Tuesday, May 16, 2006


ALAN BAKER reviews

Under The Miracle Bridge Flows the Sand by John Bloomberg-Rissman
(Bamboo Books, Culver City. CA., 2006)

The Californian poet John Bloomberg-Rissman has a substantial body of work behind him: several collections, a Selected Poems and a large-scale, unpublished work, 'Travels to Capitals' which draws on the poetry of Michael Palmer and the artwork of Donald Evans. Most of this work is self-published in limited editions and on his website (www.johnbr.com). Bloomberg-Rissman's early work has the American virtues of plain speech and direct statement, with conventional first-person narration. A quiet, humane and humorous voice. More recently however, he has adopted techniques such as random word-generation, and has blended his more conventional voice with alternative forms of discourse. Incorporations from other writers, snatches of news reports, overheard conversations and other 'found' language all appear in a single poem. The result is a fascinating and at times powerful mix. The pamphlet under review is representative of his current output.

The opening poem is in memory of a close relative of the poet; a moving and dignified piece using few words, but hinting at larger vistas and associations (it reminds me of Bunyan and is in fact abstracted from American poet Ronald Johnson’s RADIO OS -- itself an abstraction of Milton):

all is

the O


wonder passing through fire


from noon to

trumpet’s sound

The word “and”, repeated again at the poem’s close, leaves the poem open, expressing the life lamented as part of a larger process.

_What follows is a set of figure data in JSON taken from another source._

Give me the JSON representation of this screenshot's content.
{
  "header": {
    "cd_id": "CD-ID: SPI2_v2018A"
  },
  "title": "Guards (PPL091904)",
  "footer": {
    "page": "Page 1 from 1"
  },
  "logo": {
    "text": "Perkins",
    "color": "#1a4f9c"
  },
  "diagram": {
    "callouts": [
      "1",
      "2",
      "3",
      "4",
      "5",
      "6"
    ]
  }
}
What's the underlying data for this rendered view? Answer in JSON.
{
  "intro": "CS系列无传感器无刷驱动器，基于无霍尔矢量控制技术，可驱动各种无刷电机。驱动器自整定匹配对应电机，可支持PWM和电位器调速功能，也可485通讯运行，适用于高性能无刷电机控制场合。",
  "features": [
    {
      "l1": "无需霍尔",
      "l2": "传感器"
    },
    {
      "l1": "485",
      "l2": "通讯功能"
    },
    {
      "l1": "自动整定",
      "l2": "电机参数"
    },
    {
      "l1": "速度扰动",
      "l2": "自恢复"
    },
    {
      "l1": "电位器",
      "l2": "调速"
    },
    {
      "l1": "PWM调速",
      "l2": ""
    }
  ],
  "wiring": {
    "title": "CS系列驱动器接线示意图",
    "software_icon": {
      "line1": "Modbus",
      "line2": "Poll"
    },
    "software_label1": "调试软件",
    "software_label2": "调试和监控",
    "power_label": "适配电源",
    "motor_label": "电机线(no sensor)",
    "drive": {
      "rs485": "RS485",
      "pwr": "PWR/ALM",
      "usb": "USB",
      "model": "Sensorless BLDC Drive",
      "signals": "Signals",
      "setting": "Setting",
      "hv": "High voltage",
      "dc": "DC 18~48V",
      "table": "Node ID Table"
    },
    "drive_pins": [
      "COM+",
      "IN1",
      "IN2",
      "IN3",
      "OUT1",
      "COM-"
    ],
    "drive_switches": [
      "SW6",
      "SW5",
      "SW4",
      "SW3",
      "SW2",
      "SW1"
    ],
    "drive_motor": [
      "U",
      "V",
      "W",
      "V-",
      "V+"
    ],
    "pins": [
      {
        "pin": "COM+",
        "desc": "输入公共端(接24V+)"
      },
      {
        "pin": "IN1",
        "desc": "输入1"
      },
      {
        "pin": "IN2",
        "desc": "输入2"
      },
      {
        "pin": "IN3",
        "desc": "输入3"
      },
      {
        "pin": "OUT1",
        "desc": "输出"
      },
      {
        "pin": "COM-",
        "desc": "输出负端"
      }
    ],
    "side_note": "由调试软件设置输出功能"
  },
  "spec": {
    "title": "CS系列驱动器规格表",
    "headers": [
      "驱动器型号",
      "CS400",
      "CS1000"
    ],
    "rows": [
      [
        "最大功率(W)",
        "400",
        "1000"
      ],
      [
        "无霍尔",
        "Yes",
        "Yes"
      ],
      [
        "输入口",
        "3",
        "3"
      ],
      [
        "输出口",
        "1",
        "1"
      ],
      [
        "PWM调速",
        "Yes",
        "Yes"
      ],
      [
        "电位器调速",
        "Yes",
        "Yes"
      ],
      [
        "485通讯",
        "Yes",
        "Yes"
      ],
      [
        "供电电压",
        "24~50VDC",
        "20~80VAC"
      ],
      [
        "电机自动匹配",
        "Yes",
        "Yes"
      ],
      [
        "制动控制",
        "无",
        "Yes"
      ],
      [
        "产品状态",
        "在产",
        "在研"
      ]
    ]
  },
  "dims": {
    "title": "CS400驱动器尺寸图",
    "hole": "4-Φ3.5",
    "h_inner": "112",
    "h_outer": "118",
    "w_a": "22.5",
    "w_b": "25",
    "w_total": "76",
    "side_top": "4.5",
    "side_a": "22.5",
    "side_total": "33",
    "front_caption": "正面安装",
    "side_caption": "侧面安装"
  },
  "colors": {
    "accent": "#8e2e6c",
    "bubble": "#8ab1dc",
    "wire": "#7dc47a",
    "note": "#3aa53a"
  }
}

One of the things that appeals to me about this poetry is its philosophy of life, that it’s optimistic, yet realistic, aware of a spiritual dimension, but never pompous or dogmatic; and there's an anarchic side to these poems that manages to deflate authorial pretensions:

In the film jet fuel froze but
the hero could still light
a match. Is that science?
It's hard to say something
intelligent about a dishtowel, so
I hung one up instead.
Every moment a zen master
Slap. Thanks for the link
to the self-defense nightstand.

but there's also an undertone of grief and sorrow, and some bitterness:

Out the window
Xmas lights,
Ho ho ho,
Torture prisons,
Unseasonable heat…

...When you call
I say ‘yes!’

And count the angels
dancing on a pin.

And the ghosts.

…Old fools
both of us
to feel things.

Maybe it's an American thing, but Bloomberg-Rissman seems to be able to write first-person, anecdotal verse and make it significant and untrivial. Most contemporary British poetry in that vein fails to do that; I'm not sure why, but it may be to do with the American idiom being open and democratic, while the British vernacular always seems conscious of an inferiority which may have to do with social class (although there are notable exceptions: Lee Harwood for instance). In Bloomberg-Rissman quotidian details can have an almost stately quality:

Some days last centuries.

The tire is changed.

The bird has gone

That's part 1

Part 2:

I shook all night
Till the 3rd ativan.

And there's some skillful interweaving of idioms. In the poem 'For K' we have the plain-spoken lines:

You say, I
Wouldn't be young again
For anything. Age may ache,
Is also ease.

and in the same, very personal, poem, we have:

By the

Moon, a vapor X. If
It's a riddle the
answer's obviously. Controlled burn.

cinema verité.

which then moves seamlessly back into plain statement. This is skillful stuff, and a long way from the straightforward manner of his early work; an altogether richer mix.

This collection includes two translations, one by the Columbian poet Héctor Rojas Herazo, and three sonnets by the Belgian Miriam Van hee, both of which work well and fit in with the general tone.

To my mind, the finest poem in this pamphlet is 'After 3, 5 Weeks', a homage to the guitarist Derek Bailey. What does it for me is the musicality and the fluidity of movement, the feeling of improvisation that's just right for its subject:

If blue sky. If twenty
Tiny clouds, quietly, quietly. If
O, if o, if only.
Between fear and fear and
The other thing. 4:48 in

The morning. Stars swirl. Above
Dark trees. I can't
Use every word. May all
Beings find peace. Falling into.
Falling out of. This or

Any other inimitable.


Alan Baker lives in Nottingham, England. He publishes the Leafe Press pamphlet series, is editor of the webzine Litter and is assistant editor of Poetry Nottingham. His most recent (and third) pamphlet of poetry is 'The Strange City' (Secretariat Books, UK).